NORTH CENTER — Gordon Tech alumni, many of them decked out in their bright orange Rams gear, packed the school's gym Wednesday night to protest a "rebranding" effort that may include a name change for the North Side Catholic institution.
"The moment you change the name, Gordon Tech will be gone," said Mark Scibor, class of 1992. "Thousands of alumni aren't going to be willing to give back to a school that isn't theirs."
Scibor's comments were echoed unanimously by his fellow alumni — from the classes of 1969 to 2013 — who pleaded their case in front of Gordon Tech's rebranding task force, comprised of members of the school's board of directors.
"What's in a name? Everything,'" said Sam Willis, class of 1995. "Why rip out the heart of the school?"

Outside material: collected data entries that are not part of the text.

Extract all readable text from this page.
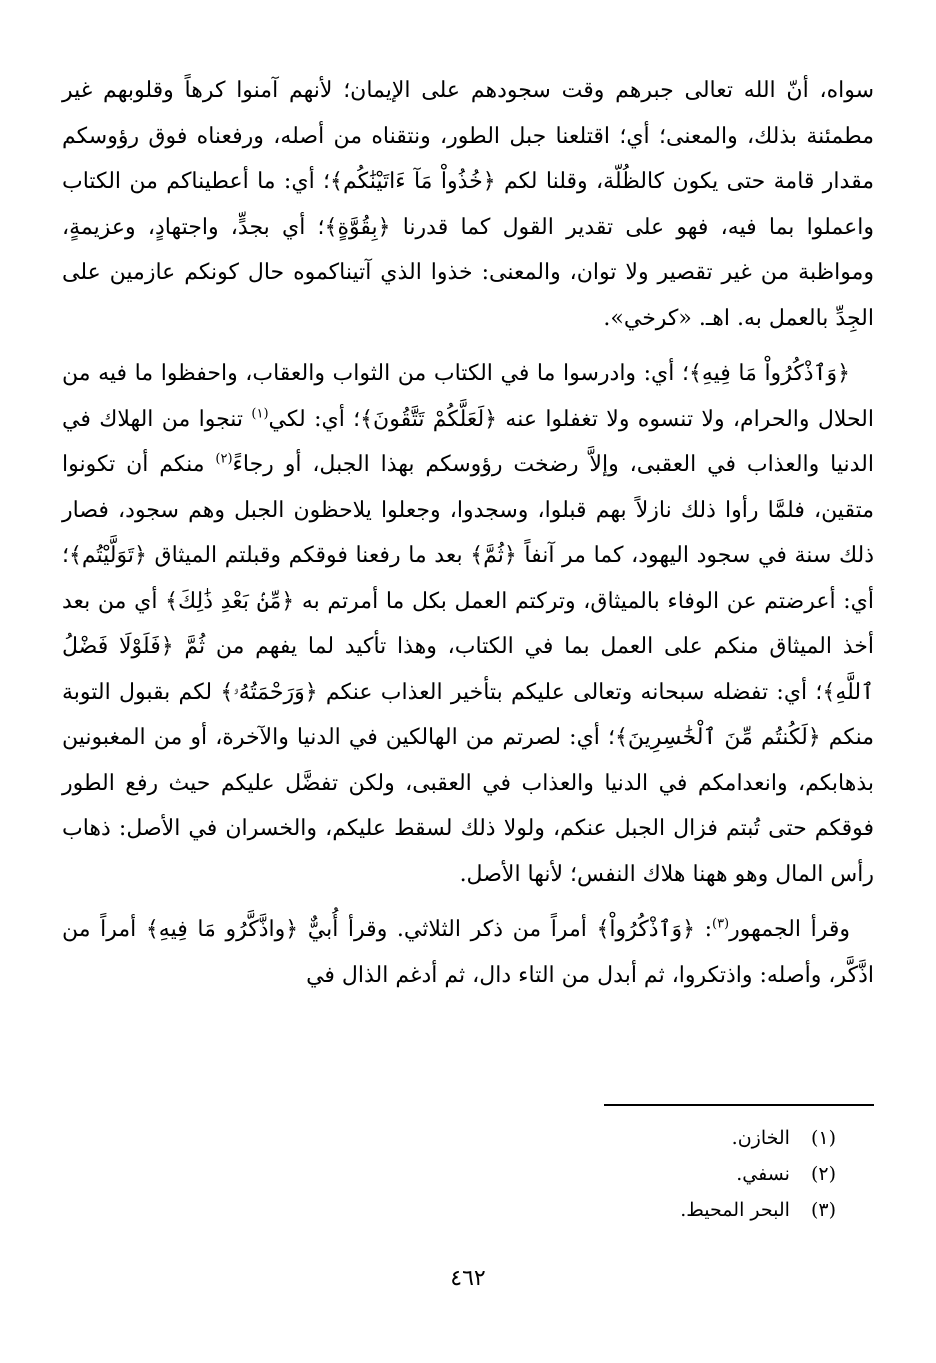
سواه، أنّ الله تعالى جبرهم وقت سجودهم على الإيمان؛ لأنهم آمنوا كرهاً وقلوبهم غير مطمئنة بذلك، والمعنى؛ أي؛ اقتلعنا جبل الطور، ونتقناه من أصله، ورفعناه فوق رؤوسكم مقدار قامة حتى يكون كالظُلّة، وقلنا لكم ﴿خُذُواْ مَآ ءَاتَيْنَٰكُم﴾؛ أي: ما أعطيناكم من الكتاب واعملوا بما فيه، فهو على تقدير القول كما قدرنا ﴿بِقُوَّةٍ﴾؛ أي بجدٍّ، واجتهادٍ، وعزيمةٍ، ومواظبة من غير تقصير ولا توان، والمعنى: خذوا الذي آتيناكموه حال كونكم عازمين على الجِدِّ بالعمل به. اهـ. «كرخي».

﴿وَٱذْكُرُواْ مَا فِيهِ﴾؛ أي: وادرسوا ما في الكتاب من الثواب والعقاب، واحفظوا ما فيه من الحلال والحرام، ولا تنسوه ولا تغفلوا عنه ﴿لَعَلَّكُمْ تَتَّقُونَ﴾؛ أي: لكي$^{(١)}$ تنجوا من الهلاك في الدنيا والعذاب في العقبى، وإلاَّ رضخت رؤوسكم بهذا الجبل، أو رجاءً$^{(٢)}$ منكم أن تكونوا متقين، فلمَّا رأوا ذلك نازلاً بهم قبلوا، وسجدوا، وجعلوا يلاحظون الجبل وهم سجود، فصار ذلك سنة في سجود اليهود، كما مر آنفاً ﴿ثُمَّ﴾ بعد ما رفعنا فوقكم وقبلتم الميثاق ﴿تَوَلَّيْتُم﴾؛ أي: أعرضتم عن الوفاء بالميثاق، وتركتم العمل بكل ما أمرتم به ﴿مِّنۢ بَعْدِ ذَٰلِكَ﴾ أي من بعد أخذ الميثاق منكم على العمل بما في الكتاب، وهذا تأكيد لما يفهم من ثُمَّ ﴿فَلَوْلَا فَضْلُ ٱللَّهِ﴾؛ أي: تفضله سبحانه وتعالى عليكم بتأخير العذاب عنكم ﴿وَرَحْمَتُهُۥ﴾ لكم بقبول التوبة منكم ﴿لَكُنتُم مِّنَ ٱلْخَٰسِرِينَ﴾؛ أي: لصرتم من الهالكين في الدنيا والآخرة، أو من المغبونين بذهابكم، وانعدامكم في الدنيا والعذاب في العقبى، ولكن تفضَّل عليكم حيث رفع الطور فوقكم حتى تُبتم فزال الجبل عنكم، ولولا ذلك لسقط عليكم، والخسران في الأصل: ذهاب رأس المال وهو ههنا هلاك النفس؛ لأنها الأصل.

وقرأ الجمهور$^{(٣)}$: ﴿وَٱذْكُرُواْ﴾ أمراً من ذكر الثلاثي. وقرأ أُبيٌّ ﴿واذَّكَّرُو مَا فِيهِ﴾ أمراً من اذَّكَّر، وأصله: واذتكروا، ثم أبدل من التاء دال، ثم أدغم الذال في

(١) الخازن.
(٢) نسفي.
(٣) البحر المحيط.
٤٦٢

Dia Weil, the board's chairwoman, insisted, "No decision has been made."
The purpose of the meeting, she said, was "to hear your thoughts on rebranding efforts."
A number of options are on the table, said Kelly Jones, president of Gordon Tech, including retaining the school's existing name, tweaking it slightly or somehow incorporating DePaul, to signal the high school's partnership with DePaul University.
"This is about respecting the past but not living in it," said Mary Dempsey, vice-chairwoman of the board and former commissioner of the Chicago Public Library.
The school is named after the Rev. Francis Gordon, a Resurrectionist priest who was very active in Chicago's Polish community. He died in 1928. The school opened in 1952.
Since the 1980s, when enrollment reached 2,000, Gordon Tech has seen a marked decrease in the number of students entering its doors, plummeting to a low of 395 in 2010 despite admitting girls beginning in 2002. Current enrollment is 540 students.
At the same time, enrollment at surrounding elementary feeder schools has risen 220 percent in the past 10 years, according to Dempsey.
"Not enough of those students are choosing Gordon," she said.
Studies conducted in 2011 and 2013 indicate that parents of prospective students place Gordon Tech in the "bottom tier" of high school options, well below Chicago's selective enrollment high schools and private options such as Loyola Academy, said Verna Donovan, a board member.
Though the findings demonstrated a "demand for a high-quality Catholic high school on the North Side," Gordon isn't perceived as the answer to that need, said Donovan, who is also an associate vice president at DePaul.
Responses showed that Gordon has a poor academic reputation and its facilities are considered run down, she said.
On the positive side, the school's partnership with DePaul, announced in 2012, brings new credibility to Gordon Tech, Donovan said.
The university "has no interest in buying or governing the school," said Dempsey. "But they are committed to working with us for the long haul."
To date, DePaul has helped Gordon Tech develop a facilities plan — "There are years of deferred maintenance," said Dempsey — assisted with music and theater curriculum and paved the way for Gordon Tech to add an International Baccaulaureate program, including picking up the tab for the $9,000 application fee, according to Dempsey.
The rebranding task force is charged with making sure the school's image reflects those positive changes, Weil said.
Alumni overwhelmingly stated their support for enhancing the school's academics and moving the school forward — as Gordon Tech.
"The vision's great," said Scibor. "It's the name change that isn't."